Кремер хрюкнул. Он откинулся на спинку кресла, посмотрел на вазу с орхидеями и снова взял трубку. Потом буквально затрещал:

— Сегодня после ленча со мной произошел забавный случай. Позвонила какая-то женщина и заявила, что требует арестовать Ниро Вульфа, так как он пытался ее зарезать. Ее переключили на меня, зная, что в этом деле замешан и Вульф. Я обещал ей, что пошлю туда кого-нибудь, чтобы выяснить детали, и она сообщила мне свою фамилию и адрес.
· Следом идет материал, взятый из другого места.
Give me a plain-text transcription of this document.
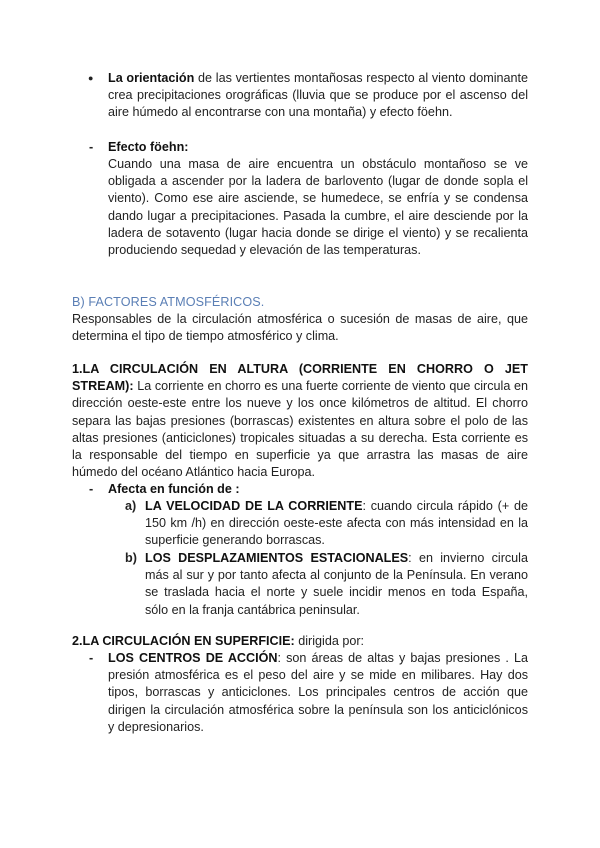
● La orientación de las vertientes montañosas respecto al viento dominante crea precipitaciones orográficas (lluvia que se produce por el ascenso del aire húmedo al encontrarse con una montaña) y efecto föehn.
- Efecto föehn:
Cuando una masa de aire encuentra un obstáculo montañoso se ve obligada a ascender por la ladera de barlovento (lugar de donde sopla el viento). Como ese aire asciende, se humedece, se enfría y se condensa dando lugar a precipitaciones. Pasada la cumbre, el aire desciende por la ladera de sotavento (lugar hacia donde se dirige el viento) y se recalienta produciendo sequedad y elevación de las temperaturas.
B) FACTORES ATMOSFÉRICOS.
Responsables de la circulación atmosférica o sucesión de masas de aire, que determina el tipo de tiempo atmosférico y clima.
1.LA CIRCULACIÓN EN ALTURA (CORRIENTE EN CHORRO O JET STREAM): La corriente en chorro es una fuerte corriente de viento que circula en dirección oeste-este entre los nueve y los once kilómetros de altitud. El chorro separa las bajas presiones (borrascas) existentes en altura sobre el polo de las altas presiones (anticiclones) tropicales situadas a su derecha. Esta corriente es la responsable del tiempo en superficie ya que arrastra las masas de aire húmedo del océano Atlántico hacia Europa.
- Afecta en función de :
a) LA VELOCIDAD DE LA CORRIENTE: cuando circula rápido (+ de 150 km /h) en dirección oeste-este afecta con más intensidad en la superficie generando borrascas.
b) LOS DESPLAZAMIENTOS ESTACIONALES: en invierno circula más al sur y por tanto afecta al conjunto de la Península. En verano se traslada hacia el norte y suele incidir menos en toda España, sólo en la franja cantábrica peninsular.
2.LA CIRCULACIÓN EN SUPERFICIE: dirigida por:
- LOS CENTROS DE ACCIÓN: son áreas de altas y bajas presiones . La presión atmosférica es el peso del aire y se mide en milibares. Hay dos tipos, borrascas y anticiclones. Los principales centros de acción que dirigen la circulación atmosférica sobre la península son los anticiclónicos y depresionarios.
Когда я их услышал, у меня от удивления глаза стали квадратными.

Я заметил:

— Что вы говорите? Интересно, кто бы это мог быть.
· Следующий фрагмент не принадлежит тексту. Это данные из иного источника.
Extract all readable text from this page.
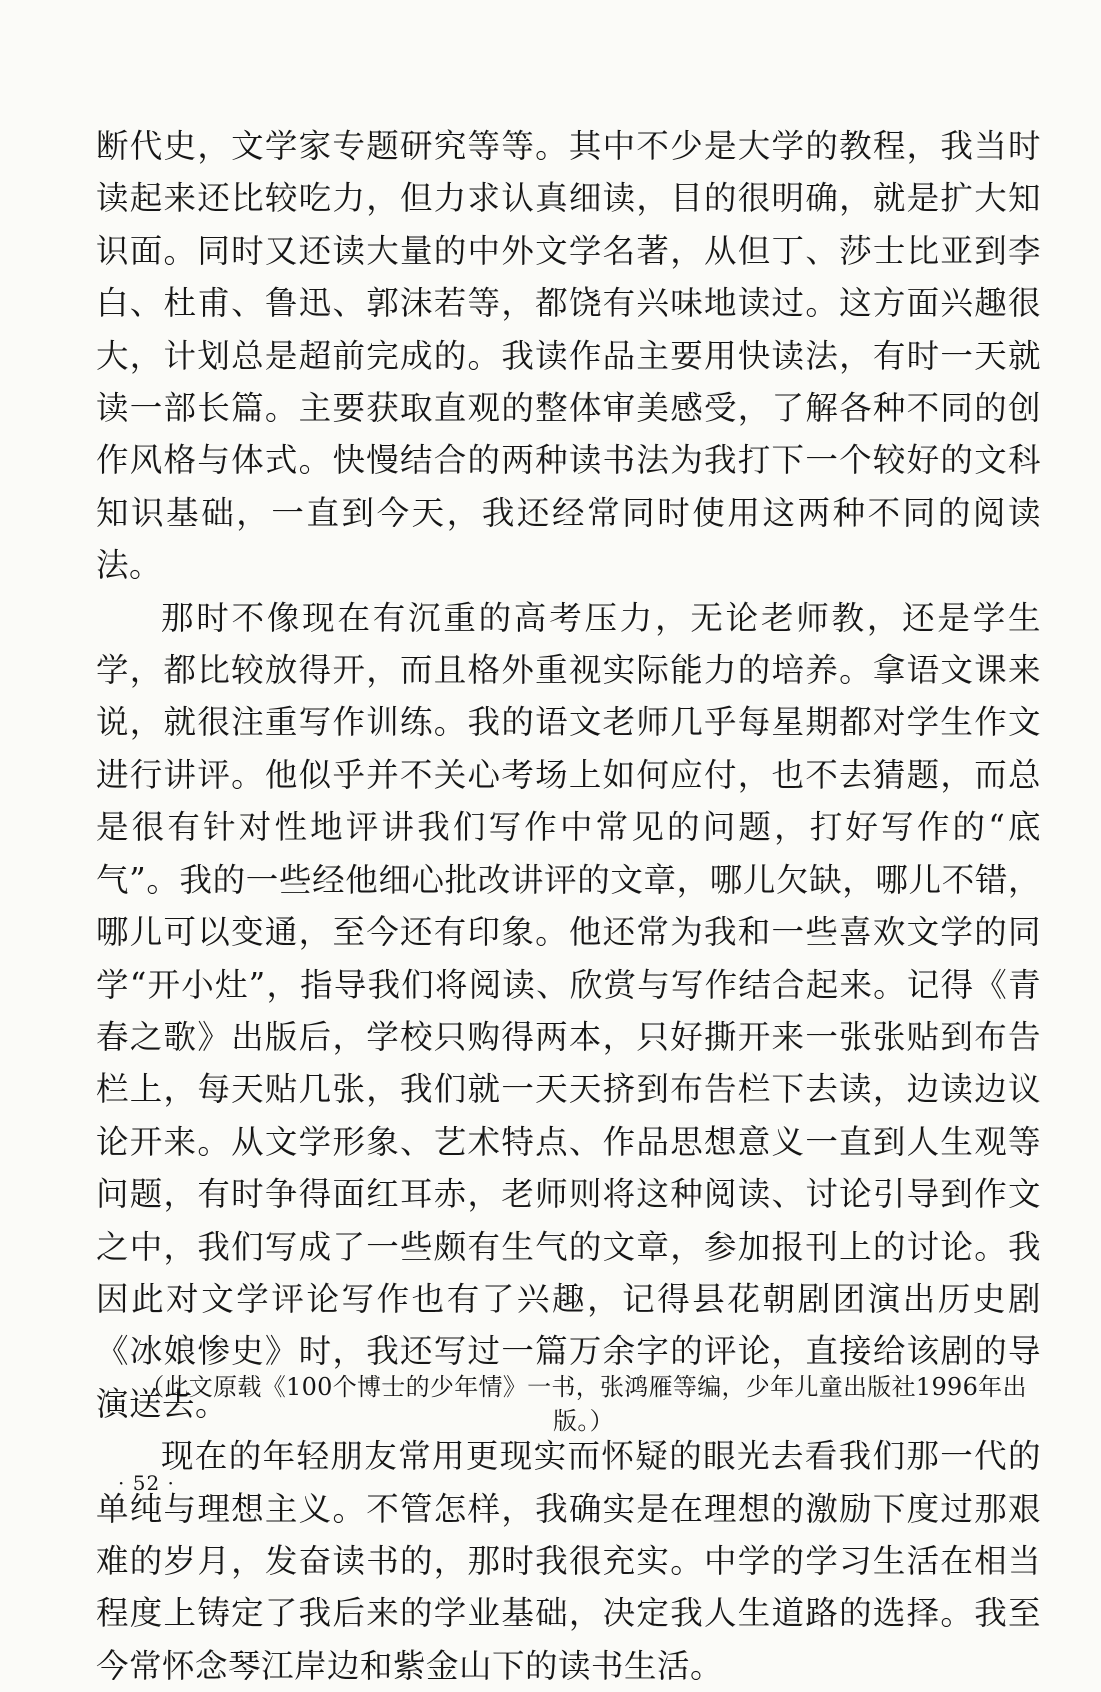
断代史，文学家专题研究等等。其中不少是大学的教程，我当时读起来还比较吃力，但力求认真细读，目的很明确，就是扩大知识面。同时又还读大量的中外文学名著，从但丁、莎士比亚到李白、杜甫、鲁迅、郭沫若等，都饶有兴味地读过。这方面兴趣很大，计划总是超前完成的。我读作品主要用快读法，有时一天就读一部长篇。主要获取直观的整体审美感受，了解各种不同的创作风格与体式。快慢结合的两种读书法为我打下一个较好的文科知识基础，一直到今天，我还经常同时使用这两种不同的阅读法。

那时不像现在有沉重的高考压力，无论老师教，还是学生学，都比较放得开，而且格外重视实际能力的培养。拿语文课来说，就很注重写作训练。我的语文老师几乎每星期都对学生作文进行讲评。他似乎并不关心考场上如何应付，也不去猜题，而总是很有针对性地评讲我们写作中常见的问题，打好写作的“底气”。我的一些经他细心批改讲评的文章，哪儿欠缺，哪儿不错，哪儿可以变通，至今还有印象。他还常为我和一些喜欢文学的同学“开小灶”，指导我们将阅读、欣赏与写作结合起来。记得《青春之歌》出版后，学校只购得两本，只好撕开来一张张贴到布告栏上，每天贴几张，我们就一天天挤到布告栏下去读，边读边议论开来。从文学形象、艺术特点、作品思想意义一直到人生观等问题，有时争得面红耳赤，老师则将这种阅读、讨论引导到作文之中，我们写成了一些颇有生气的文章，参加报刊上的讨论。我因此对文学评论写作也有了兴趣，记得县花朝剧团演出历史剧《冰娘惨史》时，我还写过一篇万余字的评论，直接给该剧的导演送去。

现在的年轻朋友常用更现实而怀疑的眼光去看我们那一代的单纯与理想主义。不管怎样，我确实是在理想的激励下度过那艰难的岁月，发奋读书的，那时我很充实。中学的学习生活在相当程度上铸定了我后来的学业基础，决定我人生道路的选择。我至今常怀念琴江岸边和紫金山下的读书生活。

（此文原载《100个博士的少年情》一书，张鸿雁等编，少年儿童出版社1996年出版。）
· 52 ·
— Понятное дело, что вам интересно. Готов поспорить, что у вас от этого уже голова кругом идет. А через пару часов после этого ко мне явился некий мужчина. Я его вызвал. Это был таксист. Он заявил, что даже если его признание не будет совпадать с другими, он все равно не желает, чтобы кто-то обвинил его в лжесвидетельстве; так вот, он заметил кровь на ее воротнике уже тогда, когда она садилась в его такси на Перри-стрит. Это одна из тех вещей, о которых я хотел сообщить Ниро Вульфу по телефону, однако когда я представил себе, как он перерезает даме горло… Эта прекрасная картина так и стоит у меня перед глазами… — Он пососал трубку, зажег спичку и снова ее раскурил. Затем продолжал, несколько громче и настойчивей. — Слушайте, Гудвин, черт подери, в чем тут, собственно, дело? Я трижды допросил эту женщину и так и не смог от нее добиться даже того, как ее зовут. Она держала язык за зубами, и никто не мог заставить ее открыть рот. Вульф берется за это дело в понедельник вечером — и на тебе, уже в среду утром она у него в кабинете, чтобы продемонстрировать свои успехи в хирургии. Дьявольщина, что в нем есть такого, что все к нему так и валят толпой?

Я усмехнулся:

— Знаете, инспектор, это все из-за его отзывчивого характера.

— Ну конечно. А кто-, собственно, порезал ей шею?

— Хоть обыщите меня, ничего не найдете. Она сказала, что Вульф. Арестуйте его и заставьте его начать действовать.

— Может, это Чейпин?

Я покачал головой и постучал себя кулаком в грудь:

— Если даже мне известна эта тайна, то она погребена здесь навеки.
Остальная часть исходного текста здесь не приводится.